AIM(S): This study aimed to investigate SSp in a temporally dynamic context, capturing its progression in real time.

METHOD(S): Electrical noxious stimulation was delivered via five electrodes attached to the foot, arranged in a continuous linear pattern either along or across the dorsum of the foot. Ten healthy participants (N = 10) underwent four 25-second trials, each trial with a different electrode activation pattern: ascending (from one to five electrodes activated sequentially), descending (from five to one), random (random number of electrodes activated), and control (single, randomly selected electrode). Pain intensity was rated continuously using a computerised visual analogue scale (VAS).

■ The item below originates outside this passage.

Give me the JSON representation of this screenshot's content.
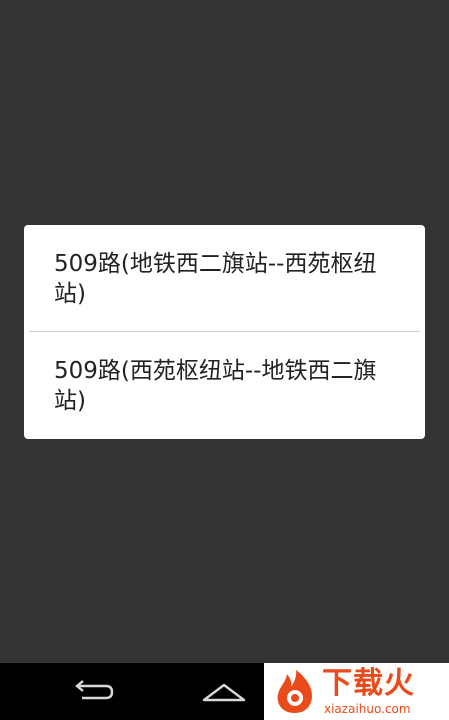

RESULTS: Substantial SSp was observed, as indicated by a significant effect of the number of electrodes activated (p < 0.001). However, the pattern of SSp varied depending on the type of trial (p < 0.001). Ascending trials were more painful compared to descending trials (p < 0.001) and control trials (p < 0.01). Conversely, descending trials were less painful than random trials (p < 0.05). Interestingly, random trials were equally painful as control trials, in which only a single electrode was activated.

CONCLUSIONS: This study demonstrates that a dynamic paradigm can effectively evoke spatial summation of pain and capture its temporal modulation. Moreover, the sequence of spatial input appears to influence pain perception independently of stimulus area, suggesting that the order of spatial recruitment may be a key factor in SSp mechanisms.